Quando acabamos de escrever um calhamaço, 3 anos depois de ter começado, sentimos como se as palavras nos tivessem saído das entranhas. Sim, é uma espécie de zelo e amor maternal, aquele com que, embevecidos, olhamos a nossa obra acabada. E, para fazer justiça a tão empenhado sentimento, começamos a olhar o nosso "filho" exatamente como se fosse isso mesmo: amamos-lhe os defeitos com o mesmo enlevo com que lhe amamos as qualidades. Aliás, as qualidades e os defeitos parecem existir na proporção exata para que o resultado nos pareça perfeito. Por outras palavras, alucinamos. O que temos à frente deixa de ser o produto do nosso trabalho, para se tornar em algo saído da nossa própria carne, da nossa alma.

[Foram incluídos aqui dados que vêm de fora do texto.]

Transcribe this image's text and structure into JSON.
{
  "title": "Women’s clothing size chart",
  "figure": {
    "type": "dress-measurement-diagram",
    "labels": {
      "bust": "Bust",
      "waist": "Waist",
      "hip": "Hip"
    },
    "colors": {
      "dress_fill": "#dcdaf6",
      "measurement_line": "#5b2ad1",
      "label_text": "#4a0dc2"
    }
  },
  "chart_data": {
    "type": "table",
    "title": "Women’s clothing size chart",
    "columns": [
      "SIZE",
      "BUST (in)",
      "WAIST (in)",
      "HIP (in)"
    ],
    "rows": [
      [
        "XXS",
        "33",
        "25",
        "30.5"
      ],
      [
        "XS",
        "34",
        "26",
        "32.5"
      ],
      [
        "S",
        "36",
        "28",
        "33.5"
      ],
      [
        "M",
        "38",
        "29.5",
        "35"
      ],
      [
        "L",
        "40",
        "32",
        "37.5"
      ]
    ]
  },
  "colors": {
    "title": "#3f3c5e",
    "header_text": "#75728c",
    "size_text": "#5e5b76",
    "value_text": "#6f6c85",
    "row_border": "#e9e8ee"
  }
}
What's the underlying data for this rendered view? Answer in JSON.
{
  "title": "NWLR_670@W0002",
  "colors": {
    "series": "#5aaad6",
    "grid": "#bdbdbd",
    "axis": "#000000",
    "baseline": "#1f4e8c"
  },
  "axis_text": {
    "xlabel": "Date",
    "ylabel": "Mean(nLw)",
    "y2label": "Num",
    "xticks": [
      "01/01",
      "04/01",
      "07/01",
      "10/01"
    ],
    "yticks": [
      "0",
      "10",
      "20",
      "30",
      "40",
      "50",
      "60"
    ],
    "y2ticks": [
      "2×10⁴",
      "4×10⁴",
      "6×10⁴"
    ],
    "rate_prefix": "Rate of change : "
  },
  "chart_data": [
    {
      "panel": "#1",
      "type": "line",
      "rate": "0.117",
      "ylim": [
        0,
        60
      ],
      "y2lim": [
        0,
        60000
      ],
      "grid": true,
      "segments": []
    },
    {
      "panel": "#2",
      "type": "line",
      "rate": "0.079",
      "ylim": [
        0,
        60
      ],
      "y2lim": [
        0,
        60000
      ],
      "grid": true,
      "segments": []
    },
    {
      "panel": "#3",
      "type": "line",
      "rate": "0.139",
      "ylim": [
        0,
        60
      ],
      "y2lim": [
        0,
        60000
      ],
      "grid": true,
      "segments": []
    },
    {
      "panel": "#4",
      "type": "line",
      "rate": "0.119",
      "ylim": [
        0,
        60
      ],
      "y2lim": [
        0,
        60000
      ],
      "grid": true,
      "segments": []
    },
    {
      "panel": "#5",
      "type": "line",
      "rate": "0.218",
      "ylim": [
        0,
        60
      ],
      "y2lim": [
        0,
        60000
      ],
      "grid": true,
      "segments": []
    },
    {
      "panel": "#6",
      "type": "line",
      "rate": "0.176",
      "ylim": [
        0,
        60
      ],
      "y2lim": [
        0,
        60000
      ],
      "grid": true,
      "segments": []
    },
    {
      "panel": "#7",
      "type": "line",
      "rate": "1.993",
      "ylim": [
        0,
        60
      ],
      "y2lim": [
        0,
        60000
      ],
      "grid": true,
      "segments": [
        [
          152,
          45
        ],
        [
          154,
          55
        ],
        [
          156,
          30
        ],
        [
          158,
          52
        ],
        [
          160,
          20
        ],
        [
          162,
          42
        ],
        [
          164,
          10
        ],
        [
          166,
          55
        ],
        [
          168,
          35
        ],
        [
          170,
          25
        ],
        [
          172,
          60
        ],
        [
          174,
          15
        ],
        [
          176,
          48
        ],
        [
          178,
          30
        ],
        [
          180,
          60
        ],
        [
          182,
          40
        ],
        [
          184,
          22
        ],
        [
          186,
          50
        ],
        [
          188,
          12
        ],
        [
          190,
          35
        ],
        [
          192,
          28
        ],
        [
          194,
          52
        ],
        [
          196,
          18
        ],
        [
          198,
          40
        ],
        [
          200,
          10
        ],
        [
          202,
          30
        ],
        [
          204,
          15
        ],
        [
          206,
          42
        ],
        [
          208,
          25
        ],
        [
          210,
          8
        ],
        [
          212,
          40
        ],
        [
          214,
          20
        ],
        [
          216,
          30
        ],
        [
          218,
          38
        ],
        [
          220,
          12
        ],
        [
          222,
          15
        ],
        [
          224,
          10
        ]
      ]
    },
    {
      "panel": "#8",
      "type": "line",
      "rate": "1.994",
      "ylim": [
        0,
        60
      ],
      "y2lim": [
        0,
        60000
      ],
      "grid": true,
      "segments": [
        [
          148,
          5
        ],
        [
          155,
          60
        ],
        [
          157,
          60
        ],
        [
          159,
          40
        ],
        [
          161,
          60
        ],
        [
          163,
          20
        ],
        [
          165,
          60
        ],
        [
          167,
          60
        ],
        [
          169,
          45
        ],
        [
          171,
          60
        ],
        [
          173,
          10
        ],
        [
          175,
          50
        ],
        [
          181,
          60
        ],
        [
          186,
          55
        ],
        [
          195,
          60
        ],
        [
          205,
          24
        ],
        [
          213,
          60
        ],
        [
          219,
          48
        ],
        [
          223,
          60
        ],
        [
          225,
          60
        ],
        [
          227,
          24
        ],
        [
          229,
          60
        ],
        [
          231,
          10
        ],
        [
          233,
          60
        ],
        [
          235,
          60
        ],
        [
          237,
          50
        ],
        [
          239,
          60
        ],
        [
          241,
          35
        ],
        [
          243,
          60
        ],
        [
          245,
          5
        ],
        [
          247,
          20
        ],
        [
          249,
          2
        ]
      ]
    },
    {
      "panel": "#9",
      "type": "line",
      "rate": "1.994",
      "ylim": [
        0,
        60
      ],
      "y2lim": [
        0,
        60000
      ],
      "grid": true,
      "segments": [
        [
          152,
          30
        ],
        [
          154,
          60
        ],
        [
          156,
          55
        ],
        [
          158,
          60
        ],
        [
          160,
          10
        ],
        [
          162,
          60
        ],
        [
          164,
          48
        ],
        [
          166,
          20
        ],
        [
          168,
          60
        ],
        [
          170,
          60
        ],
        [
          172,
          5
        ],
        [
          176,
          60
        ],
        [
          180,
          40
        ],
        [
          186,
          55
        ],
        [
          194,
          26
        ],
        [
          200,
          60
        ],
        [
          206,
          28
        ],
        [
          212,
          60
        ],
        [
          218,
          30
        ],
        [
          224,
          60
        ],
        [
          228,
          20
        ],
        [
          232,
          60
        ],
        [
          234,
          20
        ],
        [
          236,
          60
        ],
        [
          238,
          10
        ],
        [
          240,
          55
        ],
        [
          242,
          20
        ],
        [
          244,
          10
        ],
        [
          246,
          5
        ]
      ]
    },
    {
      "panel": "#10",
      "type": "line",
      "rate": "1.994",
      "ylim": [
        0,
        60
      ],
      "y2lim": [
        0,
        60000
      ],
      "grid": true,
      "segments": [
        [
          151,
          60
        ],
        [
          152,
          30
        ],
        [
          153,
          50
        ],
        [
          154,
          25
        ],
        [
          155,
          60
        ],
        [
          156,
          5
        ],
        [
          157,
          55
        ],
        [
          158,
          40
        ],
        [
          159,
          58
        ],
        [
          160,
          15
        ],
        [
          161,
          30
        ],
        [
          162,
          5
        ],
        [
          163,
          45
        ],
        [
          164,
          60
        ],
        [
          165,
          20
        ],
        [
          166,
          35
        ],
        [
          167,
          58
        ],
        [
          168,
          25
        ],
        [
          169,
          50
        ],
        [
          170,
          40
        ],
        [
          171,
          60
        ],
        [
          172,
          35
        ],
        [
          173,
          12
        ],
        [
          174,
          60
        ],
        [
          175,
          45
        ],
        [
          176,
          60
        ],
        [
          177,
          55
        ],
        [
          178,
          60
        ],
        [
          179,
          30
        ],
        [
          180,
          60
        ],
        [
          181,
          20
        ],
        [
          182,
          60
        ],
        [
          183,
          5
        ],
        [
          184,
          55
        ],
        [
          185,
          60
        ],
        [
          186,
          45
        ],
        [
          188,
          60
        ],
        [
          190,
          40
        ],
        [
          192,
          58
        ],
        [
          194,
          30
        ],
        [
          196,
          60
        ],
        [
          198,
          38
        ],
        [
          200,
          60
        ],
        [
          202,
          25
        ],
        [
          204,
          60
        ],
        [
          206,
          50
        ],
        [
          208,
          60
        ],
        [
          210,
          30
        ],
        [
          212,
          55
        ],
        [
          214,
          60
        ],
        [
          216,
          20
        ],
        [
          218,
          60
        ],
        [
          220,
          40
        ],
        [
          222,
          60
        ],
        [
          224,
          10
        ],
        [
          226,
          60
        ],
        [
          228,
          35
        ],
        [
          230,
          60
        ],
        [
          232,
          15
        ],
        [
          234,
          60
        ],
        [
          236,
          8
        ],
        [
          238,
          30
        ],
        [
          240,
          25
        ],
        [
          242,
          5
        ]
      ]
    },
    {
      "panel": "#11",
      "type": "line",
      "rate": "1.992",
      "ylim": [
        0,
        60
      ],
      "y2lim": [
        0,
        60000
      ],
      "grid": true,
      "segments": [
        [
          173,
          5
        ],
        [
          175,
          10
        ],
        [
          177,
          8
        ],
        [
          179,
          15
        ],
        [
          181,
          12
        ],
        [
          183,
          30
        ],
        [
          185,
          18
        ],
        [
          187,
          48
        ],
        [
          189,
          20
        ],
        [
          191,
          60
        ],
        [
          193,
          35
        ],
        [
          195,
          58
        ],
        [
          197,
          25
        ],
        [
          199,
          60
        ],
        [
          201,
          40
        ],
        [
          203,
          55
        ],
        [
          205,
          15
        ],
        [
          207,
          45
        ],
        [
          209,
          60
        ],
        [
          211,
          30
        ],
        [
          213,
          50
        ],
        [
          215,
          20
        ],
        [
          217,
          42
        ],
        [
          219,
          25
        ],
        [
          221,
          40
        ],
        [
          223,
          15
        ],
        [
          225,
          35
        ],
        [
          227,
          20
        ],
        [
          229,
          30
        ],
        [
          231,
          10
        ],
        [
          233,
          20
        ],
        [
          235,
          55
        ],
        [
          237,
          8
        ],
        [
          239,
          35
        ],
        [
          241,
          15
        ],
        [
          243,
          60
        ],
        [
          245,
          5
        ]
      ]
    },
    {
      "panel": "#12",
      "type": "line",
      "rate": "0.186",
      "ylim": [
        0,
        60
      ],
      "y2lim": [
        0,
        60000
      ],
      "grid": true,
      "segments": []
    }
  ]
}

O que vale é que há quem nos desperte do delírio, e, de uma assentada, nos devolva a realidade. Aquilo que fazemos com as nossas mãos (ainda que a alma também esteja implicada no processo), é apenas isso, um produto das nossas capacidades criativas, e, como tal, passível de ser melhorado. Infinitamente melhorado. Aquela máxima de que podemos sempre fazer melhor é muito mais do que isso, é uma constatação inteligente do nosso potencial criador, que é ilimitado. Podemos sempre melhorar, sim, e mal de nós quando achamos que não, quando nos convencemos de que o produto acabado do nosso esforço está mesmo acabado, e na perfeição. A perfeição, essa, é que é inimiga da motivação. Um livro, uma estória, nunca está acabada; aliás, as estórias contam-se a elas mesmas; nós apenas delineamos esboços, atalhos, caminhos; é nossa a escolha de colocar o ponto final. Mas aquilo que escrevemos, e a forma como o fazemos, é apenas uma, entre muitas, tantas possibilidades.
100 páginas a menos depois, posso dizer que me sinto privilegiada por me ter sido dada a possibilidade de fazer melhor. Muito melhor.